Collaborations coming up include a couple with Rachel Swirsky, one with David Boop, a stroy with Emily Skaftun and Randy henderson that we need to finish up, and one with Tod McCoy.
Upcoming on-demand classes include Creating an Online Presence for Writers, Flash Fiction, Revising and Rewriting, Linguistics for Speculative Fiction Writers with Juliette Wade, Creating Your E-book with Tod McCoy and quite a bit more. And there’s another round of live workshops coming up in January-March.
Books coming out include:
Neither Here Nor There, another two-sided collection, this time with a focus on fantasy (Hydra House)

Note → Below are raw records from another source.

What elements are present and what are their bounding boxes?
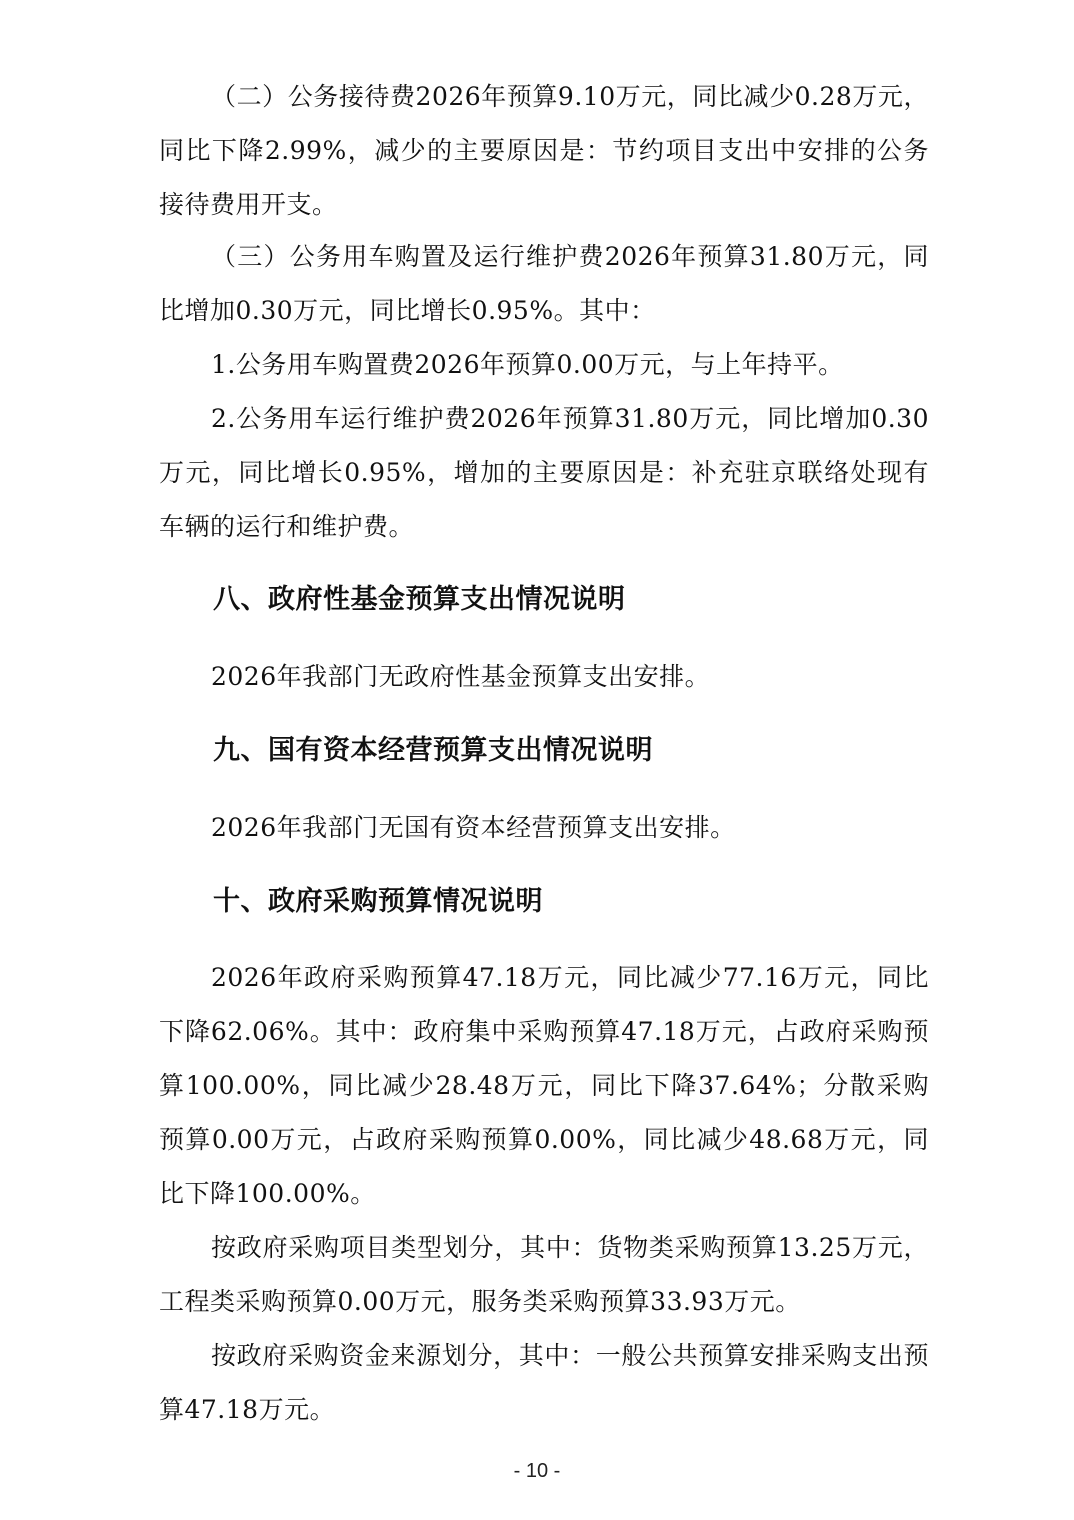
section-heading-government-fund: 八、政府性基金预算支出情况说明 xyxy=(213,584,626,615)
section-heading-state-capital: 九、国有资本经营预算支出情况说明 xyxy=(213,735,653,766)
paragraph-procurement-summary: 2026年政府采购预算47.18万元，同比减少77.16万元，同比下降62.06%。其中：政府集中采购预算47.18万元，占政府采购预算100.00%，同比减少28.48万元，同比下降37.64%；分散采购预算0.00万元，占政府采购预算0.00%，同比减少48.68万元，同比下降100.00%。 xyxy=(159,963,929,1208)
paragraph-reception-fee: （二）公务接待费2026年预算9.10万元，同比减少0.28万元，同比下降2.99%，减少的主要原因是：节约项目支出中安排的公务接待费用开支。 xyxy=(159,82,929,219)
paragraph-procurement-by-type: 按政府采购项目类型划分，其中：货物类采购预算13.25万元，工程类采购预算0.00万元，服务类采购预算33.93万元。 xyxy=(159,1233,929,1316)
paragraph-vehicle-maintenance: 2.公务用车运行维护费2026年预算31.80万元，同比增加0.30万元，同比增长0.95%，增加的主要原因是：补充驻京联络处现有车辆的运行和维护费。 xyxy=(159,404,929,541)
paragraph-government-fund: 2026年我部门无政府性基金预算支出安排。 xyxy=(211,662,711,691)
paragraph-vehicle-purchase: 1.公务用车购置费2026年预算0.00万元，与上年持平。 xyxy=(211,350,844,379)
page-number: - 10 - xyxy=(513,1460,561,1482)
paragraph-procurement-by-source: 按政府采购资金来源划分，其中：一般公共预算安排采购支出预算47.18万元。 xyxy=(159,1341,929,1424)
section-heading-procurement: 十、政府采购预算情况说明 xyxy=(213,886,543,917)
paragraph-vehicle-cost: （三）公务用车购置及运行维护费2026年预算31.80万元，同比增加0.30万元，同比增长0.95%。其中： xyxy=(159,242,929,325)
paragraph-state-capital: 2026年我部门无国有资本经营预算支出安排。 xyxy=(211,813,736,842)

Hearts of Tabat (Wordfire Press) and (maybe) Exiles of Tabat
Creating an Online Presence for Writers, 2nd edition
Some Overall Stats:
Stories published in 2015: 33, including flash pieces
Novels published: 1
Nonfiction books published: 1
Number of on-demand classes published: 4
Large writers organizations on which I served on the board: 1
Number of books read: bunches and bunches
Number of blog posts written: I will fill in this number when I have more time.
Happy holidays to all my readers. I hope your end of the year ruminations leave you feeling happy with what you’ve brought to the world over the last twelve months, and that you’re moving forward into productivity and joy in 2016.